It often happens that a job is submitted to the scheduler requesting less resources (in terms of memory, slots, time, etc.) than the job will be actually using. In these circumstances a job my overload one or more computational nodes where it is running.
Node overload in turns affect the cluster overall performance and can lead to premature job termination and node down time.
In the interest of preventing degraded performance, jobs that use more memory (or computational time) than what had been requested are automatically terminated by the scheduler. Cores over-subscription, however, is dealt differently. You will generally receive a notification (with or without job termination) that will inform you of the actual load caused by your job and the number of slots that you have requested for such job.
Over-subscription generally means that the load generated by your job on the compute node(s) is greater than the number of slots you have requested. In this case you will need to terminate your job and resubmit it requesting a number of slot equal to the value of the load caused by your job rounded up to the closest integer. This is because each unit of load roughly corresponds to one scheduler slot, so that if your load is 6.9 you should have requested a matching number of 7 slots.

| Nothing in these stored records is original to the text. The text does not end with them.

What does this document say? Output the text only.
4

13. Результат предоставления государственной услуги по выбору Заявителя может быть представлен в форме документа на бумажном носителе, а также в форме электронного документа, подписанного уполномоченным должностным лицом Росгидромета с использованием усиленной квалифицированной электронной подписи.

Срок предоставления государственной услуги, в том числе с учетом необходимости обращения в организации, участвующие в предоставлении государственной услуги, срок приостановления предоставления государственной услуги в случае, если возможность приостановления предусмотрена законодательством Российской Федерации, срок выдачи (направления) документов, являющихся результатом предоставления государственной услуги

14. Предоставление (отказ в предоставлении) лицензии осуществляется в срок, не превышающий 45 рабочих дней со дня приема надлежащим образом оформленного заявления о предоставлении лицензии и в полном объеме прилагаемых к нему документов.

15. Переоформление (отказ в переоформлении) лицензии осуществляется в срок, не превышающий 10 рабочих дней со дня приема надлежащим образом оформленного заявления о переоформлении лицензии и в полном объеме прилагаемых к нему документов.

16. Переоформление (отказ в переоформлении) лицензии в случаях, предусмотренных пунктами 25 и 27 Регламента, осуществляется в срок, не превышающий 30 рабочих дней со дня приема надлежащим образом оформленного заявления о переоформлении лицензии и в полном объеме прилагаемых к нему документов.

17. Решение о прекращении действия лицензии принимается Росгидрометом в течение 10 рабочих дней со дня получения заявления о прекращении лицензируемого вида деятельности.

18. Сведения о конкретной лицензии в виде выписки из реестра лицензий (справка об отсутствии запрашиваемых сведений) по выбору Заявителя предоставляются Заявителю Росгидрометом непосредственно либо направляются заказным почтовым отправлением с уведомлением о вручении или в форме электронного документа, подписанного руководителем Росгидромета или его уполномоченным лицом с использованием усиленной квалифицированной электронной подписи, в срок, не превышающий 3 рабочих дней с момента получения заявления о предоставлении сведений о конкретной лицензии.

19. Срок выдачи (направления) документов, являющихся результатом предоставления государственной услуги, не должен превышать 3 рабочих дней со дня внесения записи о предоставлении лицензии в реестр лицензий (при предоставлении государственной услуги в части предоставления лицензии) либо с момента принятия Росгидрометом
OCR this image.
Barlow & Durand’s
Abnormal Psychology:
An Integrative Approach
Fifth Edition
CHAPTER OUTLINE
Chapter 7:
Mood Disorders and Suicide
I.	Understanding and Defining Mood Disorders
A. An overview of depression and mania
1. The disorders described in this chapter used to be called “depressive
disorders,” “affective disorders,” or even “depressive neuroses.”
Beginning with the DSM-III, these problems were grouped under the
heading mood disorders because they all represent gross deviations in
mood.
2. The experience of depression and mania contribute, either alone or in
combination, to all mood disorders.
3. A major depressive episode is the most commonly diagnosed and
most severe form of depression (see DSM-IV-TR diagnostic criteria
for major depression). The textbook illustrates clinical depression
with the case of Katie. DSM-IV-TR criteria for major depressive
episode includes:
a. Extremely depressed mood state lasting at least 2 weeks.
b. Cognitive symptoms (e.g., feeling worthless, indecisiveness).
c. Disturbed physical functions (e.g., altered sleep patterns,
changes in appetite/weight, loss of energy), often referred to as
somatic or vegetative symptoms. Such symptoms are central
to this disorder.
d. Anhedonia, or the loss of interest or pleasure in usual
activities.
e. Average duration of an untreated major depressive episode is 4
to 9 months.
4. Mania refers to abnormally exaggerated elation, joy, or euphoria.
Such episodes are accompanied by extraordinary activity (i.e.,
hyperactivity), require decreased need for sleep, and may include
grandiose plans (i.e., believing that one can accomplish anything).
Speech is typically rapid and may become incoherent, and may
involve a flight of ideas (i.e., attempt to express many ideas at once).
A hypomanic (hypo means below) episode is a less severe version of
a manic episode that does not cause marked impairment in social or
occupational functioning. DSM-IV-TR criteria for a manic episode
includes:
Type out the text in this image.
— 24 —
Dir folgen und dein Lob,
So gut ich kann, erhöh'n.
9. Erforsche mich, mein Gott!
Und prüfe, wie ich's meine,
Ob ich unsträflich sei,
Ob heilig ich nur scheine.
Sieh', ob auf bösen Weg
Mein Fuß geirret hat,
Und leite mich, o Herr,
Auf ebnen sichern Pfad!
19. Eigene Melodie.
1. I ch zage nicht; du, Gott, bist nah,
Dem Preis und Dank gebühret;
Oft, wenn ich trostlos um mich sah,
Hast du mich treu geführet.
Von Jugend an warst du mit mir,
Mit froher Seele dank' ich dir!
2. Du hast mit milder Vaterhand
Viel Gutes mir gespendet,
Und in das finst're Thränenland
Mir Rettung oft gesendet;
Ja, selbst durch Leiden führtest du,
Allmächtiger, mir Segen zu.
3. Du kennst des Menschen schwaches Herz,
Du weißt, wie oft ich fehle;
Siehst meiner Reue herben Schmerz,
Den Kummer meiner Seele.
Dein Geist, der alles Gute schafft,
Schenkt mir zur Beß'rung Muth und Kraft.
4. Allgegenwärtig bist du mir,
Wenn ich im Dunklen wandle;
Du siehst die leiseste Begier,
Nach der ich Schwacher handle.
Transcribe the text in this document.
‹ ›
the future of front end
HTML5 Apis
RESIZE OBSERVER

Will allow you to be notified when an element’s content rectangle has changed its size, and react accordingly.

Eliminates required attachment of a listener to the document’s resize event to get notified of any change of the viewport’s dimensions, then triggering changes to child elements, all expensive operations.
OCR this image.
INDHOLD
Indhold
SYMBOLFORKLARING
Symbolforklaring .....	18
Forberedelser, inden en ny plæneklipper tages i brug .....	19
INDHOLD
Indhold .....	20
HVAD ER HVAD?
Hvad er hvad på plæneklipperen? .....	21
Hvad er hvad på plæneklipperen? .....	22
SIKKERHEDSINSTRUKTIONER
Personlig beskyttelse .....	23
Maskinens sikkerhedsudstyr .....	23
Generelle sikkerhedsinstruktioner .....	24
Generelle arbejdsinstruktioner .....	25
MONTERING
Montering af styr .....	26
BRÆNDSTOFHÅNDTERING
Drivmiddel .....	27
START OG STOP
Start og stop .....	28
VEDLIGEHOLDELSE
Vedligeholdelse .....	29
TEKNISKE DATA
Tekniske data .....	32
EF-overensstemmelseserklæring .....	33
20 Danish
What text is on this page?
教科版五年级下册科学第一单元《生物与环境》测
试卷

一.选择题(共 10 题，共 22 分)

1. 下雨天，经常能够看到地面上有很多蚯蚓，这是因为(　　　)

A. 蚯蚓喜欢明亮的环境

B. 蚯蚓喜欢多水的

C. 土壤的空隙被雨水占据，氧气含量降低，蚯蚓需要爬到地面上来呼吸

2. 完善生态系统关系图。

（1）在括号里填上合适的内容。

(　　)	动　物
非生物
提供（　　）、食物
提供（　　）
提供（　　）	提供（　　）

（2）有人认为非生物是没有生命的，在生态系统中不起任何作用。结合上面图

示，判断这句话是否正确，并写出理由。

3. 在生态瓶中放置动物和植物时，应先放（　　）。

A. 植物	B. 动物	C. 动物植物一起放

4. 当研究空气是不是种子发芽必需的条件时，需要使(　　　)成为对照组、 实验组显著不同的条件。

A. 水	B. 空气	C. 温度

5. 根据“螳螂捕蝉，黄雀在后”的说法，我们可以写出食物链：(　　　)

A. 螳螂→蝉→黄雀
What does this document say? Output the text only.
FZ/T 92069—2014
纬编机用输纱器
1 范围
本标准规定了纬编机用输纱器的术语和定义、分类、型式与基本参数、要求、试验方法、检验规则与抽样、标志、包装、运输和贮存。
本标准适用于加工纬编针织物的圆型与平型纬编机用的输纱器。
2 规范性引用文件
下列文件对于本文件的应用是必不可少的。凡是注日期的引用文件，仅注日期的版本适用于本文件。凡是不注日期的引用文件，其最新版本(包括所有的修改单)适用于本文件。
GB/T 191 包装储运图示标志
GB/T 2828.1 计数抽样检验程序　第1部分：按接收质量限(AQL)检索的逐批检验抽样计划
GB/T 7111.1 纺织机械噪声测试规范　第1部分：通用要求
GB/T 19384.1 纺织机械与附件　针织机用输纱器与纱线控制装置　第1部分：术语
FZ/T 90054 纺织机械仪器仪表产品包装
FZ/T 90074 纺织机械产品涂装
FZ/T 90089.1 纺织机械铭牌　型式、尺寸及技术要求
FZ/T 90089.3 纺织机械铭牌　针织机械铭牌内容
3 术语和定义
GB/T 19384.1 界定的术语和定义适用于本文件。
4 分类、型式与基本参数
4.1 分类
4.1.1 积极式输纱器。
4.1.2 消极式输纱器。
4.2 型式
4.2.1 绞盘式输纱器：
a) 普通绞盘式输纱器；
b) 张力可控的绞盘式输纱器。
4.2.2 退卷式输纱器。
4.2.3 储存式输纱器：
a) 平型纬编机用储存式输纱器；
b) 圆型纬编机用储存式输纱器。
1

In the example below we show how to change the resources requested for a multi-threaded job that had erroneously been submitted requesting only 1 slot (while the job uses 8 threads which will result in a load value between 7 and 8) .
Original request:
#$ -l h_data=16G,h_rt=HHH:MM:SS
notice that since no parallel environment, and no exclusive flag, were specified you are tacitly requesting
only 1 slot.
To appropriately match the load generated by the 8-threaded job you will need to change your request to:
#$ -l h_data=2G,h_rt=7:30:00
#$ -pe shared 8
The parallel environment request (-pe shared 8) allocates 8 slots (which on Hoffman2 really mean 8 cores) from one computing node (this means that all 8 cores are on the same physical server). Please notice that since h_data (or h_mem) is a value per slot, instead of the original requested memory value of 16GB (for one slot) we are now requesting to 2GB (as 2GB x 8slots=16GB total memory). If you have pending jobs that had been erroneously submitted requesting only one slot you can alter your pending request using the following command:
qalter -l h_data=2G,h_rt=HHH:MM:SS -pe shared 8 JOB_ID_NO
where HHH=number of hours; MM=number of minutes, SS=number of seconds.